The agency concedes that Westinghouse's electrical system was not on the firm's GSA contract schedule as of September 1. However, the agency argues that section 16 of the FSS does not require the rejection of such an item because that section specifically states that the offering of items that are not on a supplier's contract schedule may result in the rejection of a proposal. The agency maintains that the permissive word "may" gives the contracting officer discretion to accept "open market" items that are not listed on approved schedules.
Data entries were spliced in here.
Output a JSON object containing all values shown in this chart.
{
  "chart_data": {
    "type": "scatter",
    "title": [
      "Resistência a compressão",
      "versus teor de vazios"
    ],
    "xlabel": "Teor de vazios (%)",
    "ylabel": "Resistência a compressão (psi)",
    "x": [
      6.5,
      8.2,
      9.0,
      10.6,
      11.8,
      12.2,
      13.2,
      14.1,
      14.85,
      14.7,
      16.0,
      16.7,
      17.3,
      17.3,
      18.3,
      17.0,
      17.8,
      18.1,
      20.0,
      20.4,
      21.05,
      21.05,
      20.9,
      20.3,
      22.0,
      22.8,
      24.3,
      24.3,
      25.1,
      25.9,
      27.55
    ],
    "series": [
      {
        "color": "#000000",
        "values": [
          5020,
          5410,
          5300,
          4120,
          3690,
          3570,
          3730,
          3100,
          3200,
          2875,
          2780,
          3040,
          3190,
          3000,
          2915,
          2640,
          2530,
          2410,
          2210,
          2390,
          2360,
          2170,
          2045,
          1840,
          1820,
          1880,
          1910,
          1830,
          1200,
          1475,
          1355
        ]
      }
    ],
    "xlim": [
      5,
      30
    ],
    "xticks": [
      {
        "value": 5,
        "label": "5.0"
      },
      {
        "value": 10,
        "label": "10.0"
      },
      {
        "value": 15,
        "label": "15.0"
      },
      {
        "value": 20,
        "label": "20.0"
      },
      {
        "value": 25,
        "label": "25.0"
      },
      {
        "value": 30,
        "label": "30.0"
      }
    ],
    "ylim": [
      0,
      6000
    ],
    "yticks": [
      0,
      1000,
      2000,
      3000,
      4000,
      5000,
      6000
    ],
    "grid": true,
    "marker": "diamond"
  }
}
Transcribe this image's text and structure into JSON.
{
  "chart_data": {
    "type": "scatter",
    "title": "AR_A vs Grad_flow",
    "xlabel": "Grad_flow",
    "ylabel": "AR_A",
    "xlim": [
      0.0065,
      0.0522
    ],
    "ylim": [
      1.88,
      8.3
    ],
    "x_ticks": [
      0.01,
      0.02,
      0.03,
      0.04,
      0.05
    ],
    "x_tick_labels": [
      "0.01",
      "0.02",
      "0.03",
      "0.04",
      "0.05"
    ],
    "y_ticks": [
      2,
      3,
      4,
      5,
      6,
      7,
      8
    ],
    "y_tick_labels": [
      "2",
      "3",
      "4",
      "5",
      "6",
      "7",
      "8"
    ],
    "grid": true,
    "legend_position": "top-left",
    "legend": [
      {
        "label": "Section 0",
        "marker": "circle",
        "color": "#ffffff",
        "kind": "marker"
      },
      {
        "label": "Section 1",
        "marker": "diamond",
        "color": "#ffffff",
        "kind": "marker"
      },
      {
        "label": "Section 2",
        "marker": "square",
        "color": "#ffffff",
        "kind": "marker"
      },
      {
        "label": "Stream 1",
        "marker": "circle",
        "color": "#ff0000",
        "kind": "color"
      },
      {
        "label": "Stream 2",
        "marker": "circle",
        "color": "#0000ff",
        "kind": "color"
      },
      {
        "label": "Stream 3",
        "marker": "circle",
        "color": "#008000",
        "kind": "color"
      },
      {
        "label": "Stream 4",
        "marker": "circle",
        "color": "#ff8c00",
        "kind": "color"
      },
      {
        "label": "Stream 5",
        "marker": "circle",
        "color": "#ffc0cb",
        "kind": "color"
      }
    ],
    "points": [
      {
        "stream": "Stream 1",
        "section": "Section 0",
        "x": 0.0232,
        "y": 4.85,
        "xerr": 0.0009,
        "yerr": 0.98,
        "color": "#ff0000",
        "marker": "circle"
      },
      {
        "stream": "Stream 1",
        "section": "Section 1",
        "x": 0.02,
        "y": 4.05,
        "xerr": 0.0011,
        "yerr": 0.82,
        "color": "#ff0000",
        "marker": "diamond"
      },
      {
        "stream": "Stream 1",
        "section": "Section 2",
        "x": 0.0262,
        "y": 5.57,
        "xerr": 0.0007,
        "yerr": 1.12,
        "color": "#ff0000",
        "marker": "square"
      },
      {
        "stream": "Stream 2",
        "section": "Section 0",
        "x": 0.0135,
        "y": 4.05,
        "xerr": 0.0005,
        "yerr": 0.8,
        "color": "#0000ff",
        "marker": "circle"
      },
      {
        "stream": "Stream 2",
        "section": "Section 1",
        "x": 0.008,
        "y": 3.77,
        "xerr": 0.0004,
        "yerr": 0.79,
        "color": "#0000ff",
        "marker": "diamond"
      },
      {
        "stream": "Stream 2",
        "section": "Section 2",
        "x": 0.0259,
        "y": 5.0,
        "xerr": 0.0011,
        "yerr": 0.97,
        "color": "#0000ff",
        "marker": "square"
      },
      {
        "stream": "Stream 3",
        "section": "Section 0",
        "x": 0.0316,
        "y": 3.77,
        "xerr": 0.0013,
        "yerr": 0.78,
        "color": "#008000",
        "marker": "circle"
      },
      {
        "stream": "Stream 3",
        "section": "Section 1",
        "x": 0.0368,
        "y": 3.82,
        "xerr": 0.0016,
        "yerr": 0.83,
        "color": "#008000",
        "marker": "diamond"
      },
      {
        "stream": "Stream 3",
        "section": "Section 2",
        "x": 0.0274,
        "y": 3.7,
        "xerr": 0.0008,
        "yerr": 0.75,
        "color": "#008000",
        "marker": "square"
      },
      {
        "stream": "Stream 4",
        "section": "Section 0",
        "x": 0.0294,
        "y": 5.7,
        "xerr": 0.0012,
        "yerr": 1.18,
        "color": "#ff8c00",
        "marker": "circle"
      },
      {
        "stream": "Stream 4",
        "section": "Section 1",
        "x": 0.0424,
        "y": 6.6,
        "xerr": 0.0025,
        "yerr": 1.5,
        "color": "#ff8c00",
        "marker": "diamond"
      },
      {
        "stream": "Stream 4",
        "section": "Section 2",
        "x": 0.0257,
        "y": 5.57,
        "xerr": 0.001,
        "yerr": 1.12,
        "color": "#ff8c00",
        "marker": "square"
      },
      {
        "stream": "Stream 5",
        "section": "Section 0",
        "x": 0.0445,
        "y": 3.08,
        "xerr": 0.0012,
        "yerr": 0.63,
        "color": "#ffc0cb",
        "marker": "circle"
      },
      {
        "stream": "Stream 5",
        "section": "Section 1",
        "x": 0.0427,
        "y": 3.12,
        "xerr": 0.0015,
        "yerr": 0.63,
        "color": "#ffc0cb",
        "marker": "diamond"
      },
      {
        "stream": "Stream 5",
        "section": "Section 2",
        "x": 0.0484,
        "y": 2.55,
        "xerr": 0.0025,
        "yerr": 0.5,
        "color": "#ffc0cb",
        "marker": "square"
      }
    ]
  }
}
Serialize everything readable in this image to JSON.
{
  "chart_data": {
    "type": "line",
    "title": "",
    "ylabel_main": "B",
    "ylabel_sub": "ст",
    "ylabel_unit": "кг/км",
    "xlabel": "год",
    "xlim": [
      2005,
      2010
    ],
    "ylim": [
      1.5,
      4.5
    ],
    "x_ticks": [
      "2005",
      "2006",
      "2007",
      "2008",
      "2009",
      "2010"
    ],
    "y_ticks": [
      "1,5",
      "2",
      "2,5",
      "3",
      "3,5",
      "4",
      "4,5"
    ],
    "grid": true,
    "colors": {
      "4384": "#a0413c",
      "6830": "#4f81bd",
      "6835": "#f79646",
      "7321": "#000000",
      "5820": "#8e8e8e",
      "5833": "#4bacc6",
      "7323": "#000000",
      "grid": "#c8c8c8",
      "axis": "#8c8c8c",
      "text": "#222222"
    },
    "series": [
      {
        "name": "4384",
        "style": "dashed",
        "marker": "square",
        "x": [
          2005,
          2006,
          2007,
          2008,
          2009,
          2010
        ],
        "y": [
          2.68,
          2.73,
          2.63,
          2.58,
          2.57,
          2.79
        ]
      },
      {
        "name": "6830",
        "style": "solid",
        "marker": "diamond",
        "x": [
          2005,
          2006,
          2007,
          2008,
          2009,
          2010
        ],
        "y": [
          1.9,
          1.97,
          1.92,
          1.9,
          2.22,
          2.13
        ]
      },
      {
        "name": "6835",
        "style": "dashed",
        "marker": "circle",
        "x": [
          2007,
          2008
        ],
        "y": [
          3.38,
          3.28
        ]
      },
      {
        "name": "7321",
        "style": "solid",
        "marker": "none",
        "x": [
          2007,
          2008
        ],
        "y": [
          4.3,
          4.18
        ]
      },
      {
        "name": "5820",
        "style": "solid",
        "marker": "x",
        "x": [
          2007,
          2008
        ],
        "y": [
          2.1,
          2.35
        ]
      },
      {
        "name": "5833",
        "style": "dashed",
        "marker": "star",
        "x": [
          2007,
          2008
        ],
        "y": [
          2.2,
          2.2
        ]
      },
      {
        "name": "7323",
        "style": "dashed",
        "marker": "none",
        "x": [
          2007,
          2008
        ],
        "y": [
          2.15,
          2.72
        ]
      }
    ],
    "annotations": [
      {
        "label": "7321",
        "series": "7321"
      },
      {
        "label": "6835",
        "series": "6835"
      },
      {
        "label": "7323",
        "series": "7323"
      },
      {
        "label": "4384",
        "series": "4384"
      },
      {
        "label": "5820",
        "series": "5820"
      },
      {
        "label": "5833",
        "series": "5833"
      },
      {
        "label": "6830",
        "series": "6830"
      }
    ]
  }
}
Where, as here, there is a mandatory FSS contract in effect, agencies designated as mandatory users are required to purchase their requirements from the schedule if their minimum needs will be met by the items listed on the schedule. See Insinger Mach. Co., B-235320, Aug. 3, 1989, 89-2 CPD Para. 104. In this case, however, section 7 of the FSS specifically states that the Department of Defense (DOD), and therefore the Air Force, is not a mandatory user of the schedule. Further, all contracts issued under the FSS state that although DOD must consider use of FSS sources, DOD contracting officers may use other procedures to obtain items from nonscheduled sources if, in the contracting officer's judgment, it would be in the government's best interest in terms of quality, responsiveness, or costs. Thus, under the circumstances here, if the eight-wire electrical system were determined to be responsive to the RFQ's specifications, the contracting officer would have the discretion to select the lower priced Westinghouse furniture systems notwithstanding the fact that the firm's eight-wire electrical system was not approved by GSA as of the RFQ issuance date.
Under the Competition in Contracting Act of 1984, 31 U.S.C. 3551(2) (Supp. IV 1986), and our Bid Protest Regulations, 4 C.F.R. Sec. 21.0(a) and 21.1(a) (1989), a protest may be brought only by an interested party defined as an actual or prospective bidder or offeror whose direct economic interest would be affected by the award or failure to award a contract. In general, a party will not be considered interested where it would not be in line for award even if its protest were sustained. Constr. Co., B-229486, Dec. 29, 1987, 87-2 CPD Para. 640.
Here, if Herman Miller's protest were sustained, the agency states that Westinghouse, rather than Herman Miller, would be in line for award because Westinghouse offered the same eight-wire electrical system but had a lower evaluated price. In these circumstances, since Herman Miller would not be in line for the award of orders even if its protest were sustained, the protester is not an interested party to challenge the award to Haworth. 4 C.F.R. Sec. 21.1(a).
The protest is dismissed.
/1/ FSC Group 71, Part II, Section E, FSC Class 7110 for the period Oct. 1, 1988, through Sept. 30, 1991.